200 OK, Data Wrong

The Production Bugs That Never Threw an Error was about systems that reported success while running the wrong thing — stale tokens, cached artifacts, stripped paths. These five are different. Every one is an API that accepted valid input, returned a clean 200, and delivered the wrong output. The call worked. The result didn't.

The Image That Wasn't What I Asked For

Imagen has a prompt rewriter enabled by default — an LLM that rewrites your prompt before generation to "add more detail and deliver higher quality images." The rewritten version is only returned in the API response if your original prompt is under 30 words. Above that threshold, you get an image generated from a prompt you never see.

The image I got back was valid, well-composed, and completely wrong. The main subject was replaced by something adjacent. The response was 200. No flag, no warning, no indication that the input was rewritten. I assumed the safety filter had intervened — but the documentation says safety filters either block with an error or omit images entirely. They don't silently substitute. The prompt rewriter does.

Setting enhancePrompt: false in the request disables it. After that, the images matched the prompt.

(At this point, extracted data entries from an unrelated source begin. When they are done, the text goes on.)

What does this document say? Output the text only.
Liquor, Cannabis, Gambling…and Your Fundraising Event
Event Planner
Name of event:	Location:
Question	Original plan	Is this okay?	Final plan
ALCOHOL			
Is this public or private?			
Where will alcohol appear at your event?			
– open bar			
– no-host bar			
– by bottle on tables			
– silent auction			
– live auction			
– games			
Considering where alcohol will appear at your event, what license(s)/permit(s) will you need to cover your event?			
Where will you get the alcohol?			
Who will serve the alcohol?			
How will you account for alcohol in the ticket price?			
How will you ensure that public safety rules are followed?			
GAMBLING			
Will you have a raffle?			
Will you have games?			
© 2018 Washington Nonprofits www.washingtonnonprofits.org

The File Search That Found Nothing

For retrieval I was uploading source documents via the Files API with file search enabled. One batch worked correctly. Another batch would upload without error but return no results in search.

The difference was the filename. The batch that failed was uploaded with a generic name — something like upload_1 — with no extension. File search uses the filename to infer content type before indexing. A file without a recognized extension gets indexed as an unknown type, and the error is generic enough that it looks like a search quality issue rather than an upload problem.

Adding .pdf, .txt, or the correct extension to every filename at upload time fixed retrieval immediately.

The Transcription That Came Back as Garbage

A voice dictation feature recorded audio in the browser and sent the blob to a Lambda Function URL behind CloudFront. The Lambda passed it to Whisper. The transcription came back — but it was nonsense. No error, no rejection, just wrong text.

Lambda Function URLs base64-encode binary request bodies at the HTTP interface layer. The event includes an isBase64Encoded flag, but if you treat the body as raw bytes in all cases, the buffer is silently corrupted. Whisper doesn't throw on bad audio — it produces garbage.

const audioBuffer = event.isBase64Encoded
  ? Buffer.from(event.body, 'base64')
  : Buffer.from(event.body);

Any Lambda that accepts binary payloads — audio, images, PDFs — needs to check that flag before consuming the body. The cost of missing it is not an error. It's wrong output that looks like a model quality issue.

The Search Console That Had No Traffic

I wired up Google Search Console data fetching for a site with real traffic — I could see it in the GSC web UI. The API call went through, no errors, no 403. It returned zero rows.

The site was registered as a domain property. Domain properties require sc-domain:example.com as the siteUrl, not https://example.com. The API doesn't say "wrong format" or "property not found." It returns empty data as if the site has zero search traffic.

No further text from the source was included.